@tomas :(
@kdfrawg sorry. When I said it seemed so outlandish to me, I meant I was matching that outlandishness with outlandish suggestions.
My impression has been that most people torrent illegally, and many don't have an issue with it. I didn't think you would take it as an offense literally or hyperbolically.
@larand I'm neither saying anything about distributed systems being unable to do that -- but mastodon has issues with it.
@larand You can't realistically prevent something online from being copied. But you can control the canonical source, and I think that's important.
@larand Someone can make copies of my tweet in a bunch of places. If I'm trying to cover something up, that's a problem.
If I just want to delete my tweet, though, I can do that. On Mastodon, this is a lot more complicated.

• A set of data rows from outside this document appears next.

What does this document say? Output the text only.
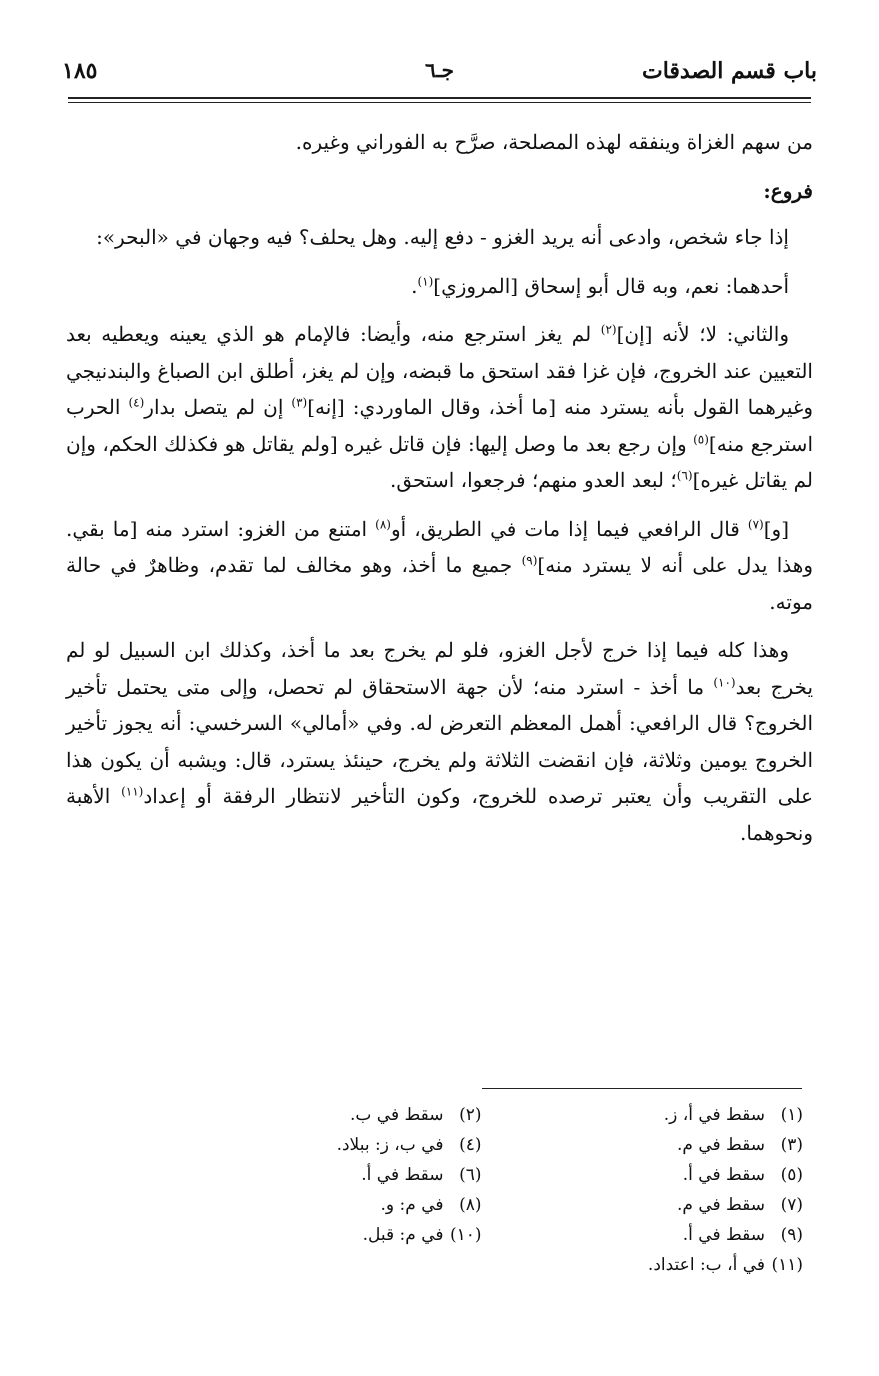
باب قسم الصدقات
جـ٦
١٨٥

من سهم الغزاة وينفقه لهذه المصلحة، صرَّح به الفوراني وغيره.

فروع:

إذا جاء شخص، وادعى أنه يريد الغزو - دفع إليه. وهل يحلف؟ فيه وجهان في «البحر»:

أحدهما: نعم، وبه قال أبو إسحاق [المروزي]$^{(١)}$.

والثاني: لا؛ لأنه [إن]$^{(٢)}$ لم يغز استرجع منه، وأيضا: فالإمام هو الذي يعينه ويعطيه بعد التعيين عند الخروج، فإن غزا فقد استحق ما قبضه، وإن لم يغز، أطلق ابن الصباغ والبندنيجي وغيرهما القول بأنه يسترد منه [ما أخذ، وقال الماوردي: [إنه]$^{(٣)}$ إن لم يتصل بدار$^{(٤)}$ الحرب استرجع منه]$^{(٥)}$ وإن رجع بعد ما وصل إليها: فإن قاتل غيره [ولم يقاتل هو فكذلك الحكم، وإن لم يقاتل غيره]$^{(٦)}$؛ لبعد العدو منهم؛ فرجعوا، استحق.

[و]$^{(٧)}$ قال الرافعي فيما إذا مات في الطريق، أو$^{(٨)}$ امتنع من الغزو: استرد منه [ما بقي. وهذا يدل على أنه لا يسترد منه]$^{(٩)}$ جميع ما أخذ، وهو مخالف لما تقدم، وظاهرٌ في حالة موته.

وهذا كله فيما إذا خرج لأجل الغزو، فلو لم يخرج بعد ما أخذ، وكذلك ابن السبيل لو لم يخرج بعد$^{(١٠)}$ ما أخذ - استرد منه؛ لأن جهة الاستحقاق لم تحصل، وإلى متى يحتمل تأخير الخروج؟ قال الرافعي: أهمل المعظم التعرض له. وفي «أمالي» السرخسي: أنه يجوز تأخير الخروج يومين وثلاثة، فإن انقضت الثلاثة ولم يخرج، حينئذ يسترد، قال: ويشبه أن يكون هذا على التقريب وأن يعتبر ترصده للخروج، وكون التأخير لانتظار الرفقة أو إعداد$^{(١١)}$ الأهبة ونحوهما.

(١)سقط في أ، ز.
(٢)سقط في ب.
(٣)سقط في م.
(٤)في ب، ز: ببلاد.
(٥)سقط في أ.
(٦)سقط في أ.
(٧)سقط في م.
(٨)في م: و.
(٩)سقط في أ.
(١٠)في م: قبل.
(١١)في أ، ب: اعتداد.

@hybotics @phoneboy @sumudu @larand @indigo
I'm surprised all of you take such a harsh stance on ownership and control, considering your use of 10C. Maybe our work is arbitrary, and it really is only the community that matters. :D
I think it's a downright shame to think ownership and control are the same thing, and so abandon ownership because there's no practical control over online content. It is simplistic to say that because you cannot prevent someone from copying something, you cannot control it, nor own it. You do own it, and you should be able to control your own copy, at least! (that is where this originally came from: not being able to control your very own copy of your data on a mastodon instance.)
Do you all torrent illegal content, as well? Do you think we shouldn't pay for social networks? When you post something illegal onto a distributed platform, do you think you won't be held responsible if it doesn't go to an instance you own and control? I'm casting a wide net here, because this seems so outlandish to me.